# Astrocyte and microglial cell state transitions in response to activation of the immune system in Alzheimer's disease

> **NIH NIH U01** · INSTITUTE FOR SYSTEMS BIOLOGY · 2020 · $472,750

## Abstract

Project Summary/Abstract
Cell state transitions mediated by epigenetic remodeling and transcriptome reprogramming are fundamental to
many biological processes, including stem cell differentiation, cancer cell adaptive resistance development,
immune cell activation, etc. In our parent U01 grant, we have developed an analytical framework to resolve the
key regulators of the dynamic cell state changes associated with such transitions in cancer through a strategic
orchestration of information-theoretic approaches, time-resolved multi-omics characterization, and single-cell
analytics. Here, we propose to extend this method to analyze the state transition of two important cell types that
play critical roles in the regulation of Alzheimer’s disease (AD) pathology.
Genetic associations with increased risk for AD implicate both innate immune processes and microglial cells,
and suggest that environmental factors, such as infection, may play a role in AD. Chronic infection of neurotropic
herpesviruses, particularly HSV-1, has been found to contribute to the development of AD pathology. Activation
of astrocytes and microglia upon such chronic infection have both neuroprotective and neurotoxic effects on AD.
Astrocytes and microglia appear to mutually coordinate their activation in a pro-amyloidogenesis feed-forward
loop, where β-amyloid plaques induce astrocyte secretion of C3, followed by a C3aR-dependent reduction of
microglial phagocytosis. Additionally, microglia can also trigger A1 reactive astrocytes by releasing fragmented
mitochondria, or the pro-inflammatory cytokines Il-1α, TNFα and C1q13, resulting in neuronal loss in AD. In a
nutshell, this heterogeneous microenvironment of AD is comprised of a dynamic composition of cell types and
states, reminiscent, in a physical sense, of an evolving tumor microenvironment. The evolving transcriptional
and epigenetic programs lead to functional alterations that contribute to AD pathogenesis. Attention to these
non-neuronal cell types has arisen in attempt to more holistically understand the disease and highlight novel
therapeutic avenues.
Our hypothesis is that time-resolved multi-omics and single-cell characterizations, coupled with information
theory approaches that can integrate such kinetic data into a single self-consistent model can help resolve AD’s
physiopathology.

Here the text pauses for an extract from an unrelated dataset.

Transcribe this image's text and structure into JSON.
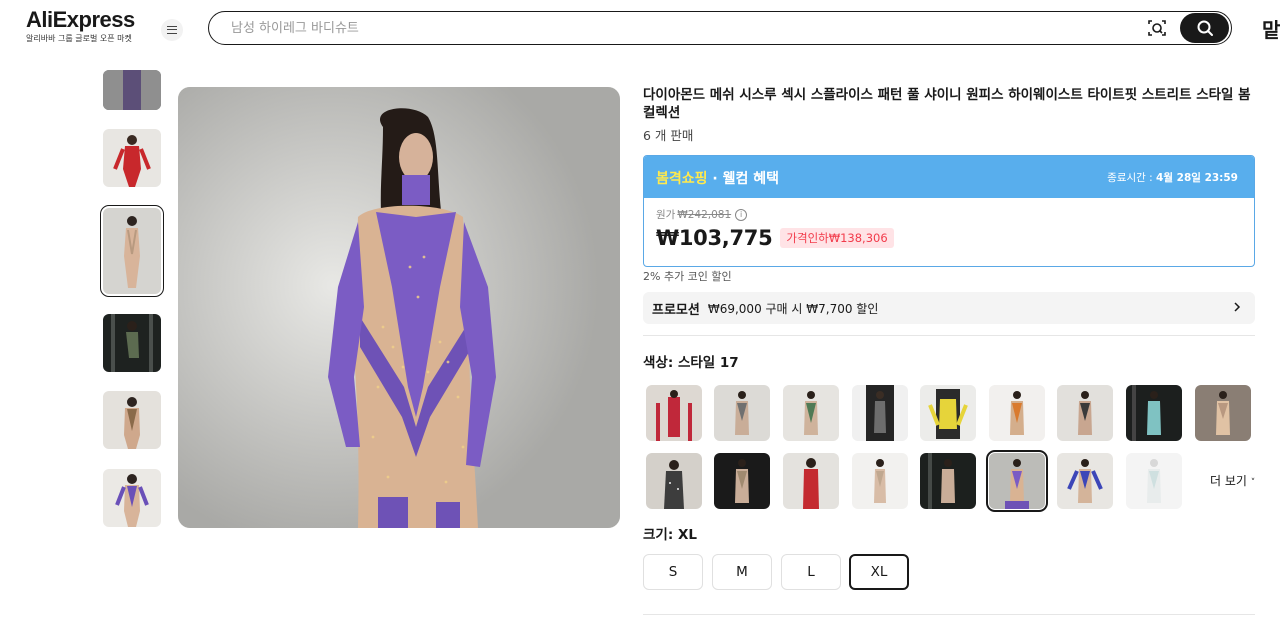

We propose to leverage the information theory-based analytical framework we have developed
within our parent U01 project as well as a novel neurotropic herpesvirus infection amyloid mouse model to
investigate the dynamic cell state changes of astrocytes and microglia and their interplay in an HSV-1 infection
model of AD pathology. This admin supplement program would allow us to extend our methodologies to address
AD, with two goals. First, we will improve our understanding of the role of microglia and astrocytes in the
regulation of AD pathology. Second, and similar to what we have found in our tumor biology work, we may also
reveal new ave...

## Key facts

- **NIH application ID:** 10123589
- **Project number:** 3U01CA217655-05S1
- **Recipient organization:** INSTITUTE FOR SYSTEMS BIOLOGY
- **Principal Investigator:** James R. Heath
- **Activity code:** U01 (R01, R21, SBIR, etc.)
- **Funding institute:** NIH
- **Fiscal year:** 2020
- **Award amount:** $472,750
- **Award type:** 3
- **Project period:** 2017-08-08 → 2022-07-31

## Primary source

NIH RePORTER: https://reporter.nih.gov/project-details/10123589

## Citation

> US National Institutes of Health, RePORTER application 10123589, Astrocyte and microglial cell state transitions in response to activation of the immune system in Alzheimer's disease (3U01CA217655-05S1). Retrieved via AI Analytics 2026-05-26 from https://api.ai-analytics.org/grant/nih/10123589. Licensed CC0.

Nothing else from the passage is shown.